The gist of the sermon: You should probably listen to James, hoard less, and give more to charity. But at one point, the Rev. Mike Demastus went on a tangent about how he’d heard Donald Trump appeared at the Family Leadership Summit the day before. What did Trump have to do with family values? Was he only getting attention because was rich?

Yep! After the sermon I noticed Twitter discussing an interview Trump had done with ABC News. He closed out the summit with a rambling speech notable mostly for his Monday-morning quarterbacking about how bad the Romney campaign was. (This analysis included attributing the “celebrity” ad, which he thought was actually good for Obama, to Romney. That 2008 spot was designed by John McCain’s campaign.) I didn’t include it in my piece about the event, because Trump isn’t actually running for president. But Trump made himself available for on-camera interviews, and people bit, including a local network (which made its entire FLS story about Trump) and ABC News.

That interview started the right way. Jonathan Karl, who interviewed Trump from Iowa, introduced the segment by saying that the incoherent, self-promoting tycoon “has some people out here raising their eyebrows; others, just rolling their eyes.” Indeed! On camera, Trump proceeded to embarass himself at Karl’s prodding.

The headline, I guess, was that Trump doubted Ted Cruz could run for president given his birth in Canada, because it’s funny when Trump makes amateur legal or conspiratorial assessments of such things.* I got stuck on this answer to Karl’s question about Trump’s financial filings. “Interestingly, I filed applications last time, and I actually filed my net worth,” he said. “People were really shocked at the number.”

This wasn’t true. Trump didn’t file any financial disclosures in 2011. His aides told people that he was worth around $7 billion, which was $4.3 billion more than Forbes estimated for him, and he told Karl he was now worth “probably over $10 billion.” But he never filed the applications, and—while we all appreciate Karl making sport of Trump’s idiocy—he didn’t get called on it.
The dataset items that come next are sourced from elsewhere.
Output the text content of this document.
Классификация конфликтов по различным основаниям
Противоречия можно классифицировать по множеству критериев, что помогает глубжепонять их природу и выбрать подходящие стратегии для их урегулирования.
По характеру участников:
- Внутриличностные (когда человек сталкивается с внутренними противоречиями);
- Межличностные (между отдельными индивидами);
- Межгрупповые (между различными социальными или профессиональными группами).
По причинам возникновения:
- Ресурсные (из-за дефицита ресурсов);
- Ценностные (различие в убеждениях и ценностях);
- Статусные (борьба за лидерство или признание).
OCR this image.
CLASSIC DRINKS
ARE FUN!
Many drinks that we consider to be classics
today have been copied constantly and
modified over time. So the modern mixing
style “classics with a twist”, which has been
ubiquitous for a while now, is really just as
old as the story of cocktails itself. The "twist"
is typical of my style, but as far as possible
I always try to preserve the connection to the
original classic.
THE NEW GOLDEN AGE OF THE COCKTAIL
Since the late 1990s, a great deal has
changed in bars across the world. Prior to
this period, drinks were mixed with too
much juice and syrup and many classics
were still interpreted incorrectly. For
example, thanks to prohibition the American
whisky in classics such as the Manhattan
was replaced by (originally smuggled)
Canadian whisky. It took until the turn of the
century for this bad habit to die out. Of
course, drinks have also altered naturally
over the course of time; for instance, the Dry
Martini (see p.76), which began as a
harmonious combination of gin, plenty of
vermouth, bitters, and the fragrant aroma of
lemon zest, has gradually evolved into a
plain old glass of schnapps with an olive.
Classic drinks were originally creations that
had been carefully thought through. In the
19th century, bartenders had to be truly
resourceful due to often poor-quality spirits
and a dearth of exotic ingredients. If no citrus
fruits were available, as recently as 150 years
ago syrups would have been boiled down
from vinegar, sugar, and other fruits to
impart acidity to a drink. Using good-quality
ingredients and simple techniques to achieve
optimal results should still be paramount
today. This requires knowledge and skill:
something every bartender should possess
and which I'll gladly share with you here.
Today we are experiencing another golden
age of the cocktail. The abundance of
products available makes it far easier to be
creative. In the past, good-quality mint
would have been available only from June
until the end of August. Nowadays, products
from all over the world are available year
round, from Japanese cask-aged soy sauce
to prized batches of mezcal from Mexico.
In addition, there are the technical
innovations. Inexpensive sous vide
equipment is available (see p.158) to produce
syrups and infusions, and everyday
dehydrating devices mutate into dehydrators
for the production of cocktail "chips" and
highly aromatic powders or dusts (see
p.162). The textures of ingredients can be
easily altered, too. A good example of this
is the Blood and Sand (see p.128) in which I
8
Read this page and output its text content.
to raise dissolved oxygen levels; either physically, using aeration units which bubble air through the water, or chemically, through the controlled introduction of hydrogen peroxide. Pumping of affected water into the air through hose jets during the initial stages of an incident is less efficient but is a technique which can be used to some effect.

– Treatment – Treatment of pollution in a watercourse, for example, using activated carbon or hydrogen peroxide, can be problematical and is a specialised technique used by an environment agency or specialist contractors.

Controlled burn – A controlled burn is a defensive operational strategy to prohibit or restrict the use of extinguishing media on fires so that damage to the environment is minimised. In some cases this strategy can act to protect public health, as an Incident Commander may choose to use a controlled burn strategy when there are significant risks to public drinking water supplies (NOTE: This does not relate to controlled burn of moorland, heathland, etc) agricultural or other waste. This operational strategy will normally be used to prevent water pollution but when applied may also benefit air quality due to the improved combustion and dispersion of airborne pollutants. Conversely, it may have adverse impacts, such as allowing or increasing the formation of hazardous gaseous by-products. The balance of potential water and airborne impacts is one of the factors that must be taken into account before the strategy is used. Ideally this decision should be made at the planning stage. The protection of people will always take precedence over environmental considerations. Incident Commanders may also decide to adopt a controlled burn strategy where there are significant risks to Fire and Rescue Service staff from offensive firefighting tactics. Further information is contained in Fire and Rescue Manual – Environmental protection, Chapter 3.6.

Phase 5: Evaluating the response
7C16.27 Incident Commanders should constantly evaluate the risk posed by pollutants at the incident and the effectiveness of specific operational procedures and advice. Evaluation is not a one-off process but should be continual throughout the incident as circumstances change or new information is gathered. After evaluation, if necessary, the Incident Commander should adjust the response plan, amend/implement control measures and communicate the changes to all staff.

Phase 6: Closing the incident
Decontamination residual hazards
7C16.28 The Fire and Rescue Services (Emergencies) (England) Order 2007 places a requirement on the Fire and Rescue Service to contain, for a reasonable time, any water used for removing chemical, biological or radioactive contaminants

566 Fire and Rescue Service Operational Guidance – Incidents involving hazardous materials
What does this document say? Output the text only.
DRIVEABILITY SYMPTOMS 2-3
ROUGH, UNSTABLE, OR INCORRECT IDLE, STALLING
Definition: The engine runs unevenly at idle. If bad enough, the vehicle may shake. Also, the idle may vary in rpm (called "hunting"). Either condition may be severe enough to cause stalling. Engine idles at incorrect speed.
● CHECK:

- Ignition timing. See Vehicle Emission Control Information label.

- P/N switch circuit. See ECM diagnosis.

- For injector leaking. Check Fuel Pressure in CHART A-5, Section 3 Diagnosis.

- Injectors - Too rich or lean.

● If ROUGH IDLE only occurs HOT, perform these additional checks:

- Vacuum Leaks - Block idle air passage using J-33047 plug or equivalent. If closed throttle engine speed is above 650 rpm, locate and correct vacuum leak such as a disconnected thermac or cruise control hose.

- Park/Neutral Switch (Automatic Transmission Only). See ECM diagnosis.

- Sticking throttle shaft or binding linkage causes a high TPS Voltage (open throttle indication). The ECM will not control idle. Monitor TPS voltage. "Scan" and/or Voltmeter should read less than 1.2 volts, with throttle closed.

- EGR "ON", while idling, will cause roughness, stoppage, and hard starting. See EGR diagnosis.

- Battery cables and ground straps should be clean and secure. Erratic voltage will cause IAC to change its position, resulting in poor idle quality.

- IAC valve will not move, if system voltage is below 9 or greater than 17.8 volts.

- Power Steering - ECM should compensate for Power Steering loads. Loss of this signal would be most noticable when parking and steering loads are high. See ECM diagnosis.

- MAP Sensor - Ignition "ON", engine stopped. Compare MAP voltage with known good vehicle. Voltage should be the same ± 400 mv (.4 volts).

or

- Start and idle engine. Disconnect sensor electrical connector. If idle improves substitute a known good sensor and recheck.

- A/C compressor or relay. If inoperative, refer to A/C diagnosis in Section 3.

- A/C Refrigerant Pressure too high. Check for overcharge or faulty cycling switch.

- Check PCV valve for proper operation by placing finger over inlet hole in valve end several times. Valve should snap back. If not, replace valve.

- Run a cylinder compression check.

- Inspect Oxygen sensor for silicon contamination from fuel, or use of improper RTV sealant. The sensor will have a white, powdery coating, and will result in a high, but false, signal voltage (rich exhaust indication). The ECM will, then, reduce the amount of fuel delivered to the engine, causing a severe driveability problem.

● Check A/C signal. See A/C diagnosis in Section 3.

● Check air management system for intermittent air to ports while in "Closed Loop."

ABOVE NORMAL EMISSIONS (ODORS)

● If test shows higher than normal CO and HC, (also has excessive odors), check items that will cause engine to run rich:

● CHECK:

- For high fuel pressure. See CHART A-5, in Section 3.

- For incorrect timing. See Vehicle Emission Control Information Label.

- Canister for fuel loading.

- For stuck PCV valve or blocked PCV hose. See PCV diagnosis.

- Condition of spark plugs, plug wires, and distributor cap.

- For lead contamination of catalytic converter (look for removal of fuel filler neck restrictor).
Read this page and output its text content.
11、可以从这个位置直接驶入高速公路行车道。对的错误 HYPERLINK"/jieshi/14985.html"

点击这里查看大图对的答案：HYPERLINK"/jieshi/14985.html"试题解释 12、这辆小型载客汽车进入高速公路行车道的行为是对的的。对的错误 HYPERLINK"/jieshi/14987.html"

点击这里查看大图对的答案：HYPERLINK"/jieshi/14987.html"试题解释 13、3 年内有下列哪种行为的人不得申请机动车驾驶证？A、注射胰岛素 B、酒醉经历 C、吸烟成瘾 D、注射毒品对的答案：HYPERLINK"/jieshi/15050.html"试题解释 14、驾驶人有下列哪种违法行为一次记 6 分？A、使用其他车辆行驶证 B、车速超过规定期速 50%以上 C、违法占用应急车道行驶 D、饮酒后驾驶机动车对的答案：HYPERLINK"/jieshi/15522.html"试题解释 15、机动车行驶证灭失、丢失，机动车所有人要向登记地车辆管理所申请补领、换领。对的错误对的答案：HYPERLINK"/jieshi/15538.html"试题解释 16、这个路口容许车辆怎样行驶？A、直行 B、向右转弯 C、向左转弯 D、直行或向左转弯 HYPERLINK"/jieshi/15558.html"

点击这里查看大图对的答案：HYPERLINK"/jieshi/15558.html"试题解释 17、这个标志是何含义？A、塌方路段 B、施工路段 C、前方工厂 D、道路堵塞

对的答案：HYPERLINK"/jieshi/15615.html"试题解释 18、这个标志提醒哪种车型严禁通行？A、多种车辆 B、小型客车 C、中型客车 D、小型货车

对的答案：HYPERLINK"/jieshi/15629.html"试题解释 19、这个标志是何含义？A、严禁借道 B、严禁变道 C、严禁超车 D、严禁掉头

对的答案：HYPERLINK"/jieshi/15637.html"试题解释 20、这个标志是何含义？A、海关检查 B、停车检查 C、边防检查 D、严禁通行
My point, having written too much about this pointless distraction already, is that the press needs to remember the Trump trauma of 2011—those awful weeks spent discussing his publicity stunts. Yes, he’s famous, and yes, people are more likely to watch a segment about him than, say, Ted Cruz. But Trump won’t run for anything, he can’t be trusted when he talks about anything, and Republicans don’t actually want him to run. His Family Leader appearance, like his CPAC appearance, was greeted by a mix of yawns and chuckles. Nobody left the room talking about him. Hey, maybe the guy will end up making a huge donation or an endorsement, but for now if you’re covering Trump you’re about 10 miles wide of the story in the GOP.**

*The obvious difference between Cruz’s citizenship and Obama’s is that Cruz was born in Canada, while Obama was born in the United States. Both are natural-born citizens, but so-far-tepid “Cruz birtherism” fails to do justice to how crazy real birtherism was—it assumed that Obama’s parents had faked birth certificates and newspaper announcements and that Obama Sr. bestowed British citizenship on Obama and that the future president had relinquished his citizenship when he lived in Indonesia.

**Of course, Trump was invited to the summit, and that was a controversy! But a story about the Family Leader, its attempt to become a kingmaker group, and the possibility of Bob Vander Plaats’ organization supplanting the Ames Straw Poll is not a story about Trump’s politics.